Capitally Curious

Ent
The rustic lanes of Old Delhi, student union elections at Delhi University, upscale neighbourhood of South Delhi and the vibrant West Delhi are now familiar to the global audience, thanks to Bollywood. It has been years since the Capital has been attracting filmmakers, providing them with a visually and contextually rich landscape.

But now, it is time for a new wave. It's not just the biggies but also young indie filmmakers who are enchanted by Delhi. "It is the vibe of the city, the culture and the people," says documentary filmmaker Spandan Banerjee, who is coming up with three short films and fiction films with characters based in Delhi. The first to release will be the short film To Let, which talks about the woes of tenants in Delhi. "Delhi is my studio and Mumbai is my workplace. People like Amol Palekar and Farooq Sheikh have showcased Delhi earlier. So, I would not say that indie filmmakers have suddenly discovered Delhi. I'd say that they have become more experimental," says Banerjee.

His belief seems to be shared by several others. If big names in the independent film industry such as Vani Subramanian and Paromita Vohra are known to be fascinated by Delhi, Rintu Thomas and Sushmit Ghosh's film Dilli (2011) projected the stark comparison between the modernised and revamped Capital and thousands who are left homeless. "In the earlier days, documentaries were usually commissioned by Doordarshan or the government, and since the ministries are based in Delhi, more projects were sanctioned here," notes Banerjee, pointing out that one of the first cult independent movies in the '80s, In Which Annie Gives It Those Ones, based in the School of Planning and Architecture — starring Arundhati Roy, Roshan Seth and Shah Rukh Khan — was showcased on Doordarshan.

The infrastructure of the city also attracts filmmakers.
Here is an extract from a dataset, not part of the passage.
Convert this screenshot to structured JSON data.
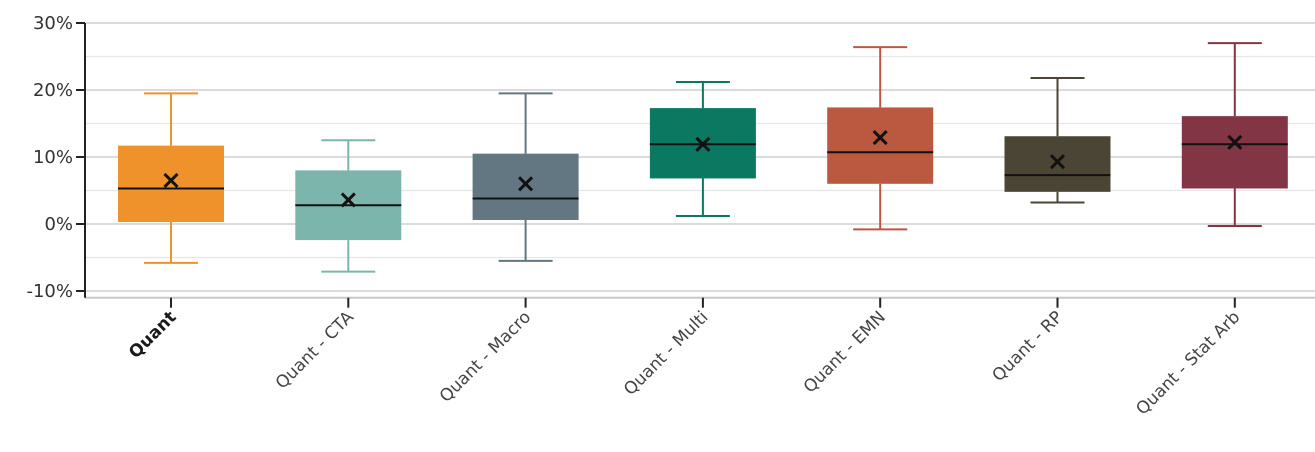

The low production costs, rich heritage, architectural monuments and easily available technical expertise in Delhi are a positive. "Delhi has a vibrant culture and it's exciting to set the stories here," says scriptwriter Rupleena Bose, who teaches English in Delhi University. Currently, Bose is working on an untitled short film, based on the lives of three people from the "golden triangle of tourism" — Delhi, Jaipur and Agra. Delhi-based filmmaker Yasmin Kidwai adds, "Any story depends on its subject and Delhi as a city has so many stories to tell. It has cities within a city and the 'political' Delhi is different from the rest of Delhi," says Kidwai. In April, she premiered India By Choice, based on the life of foreigners who chose to move to India for good, and features many expats who are based in Delhi. Her upcoming television series for Doordarshan Taste Ki Baat Hai showcases special families in India, including Chinese Indians living in Delhi.

According to some filmmakers, Delhi is also in the limelight because people are fatigued with Mumbai. "Mumbai as a studio-playground has been overused. Voices from Delhi are becoming prominent now, and that is why Delhi is featuring in more films," says Vinay Shukla, a Mumbai-based filmmaker.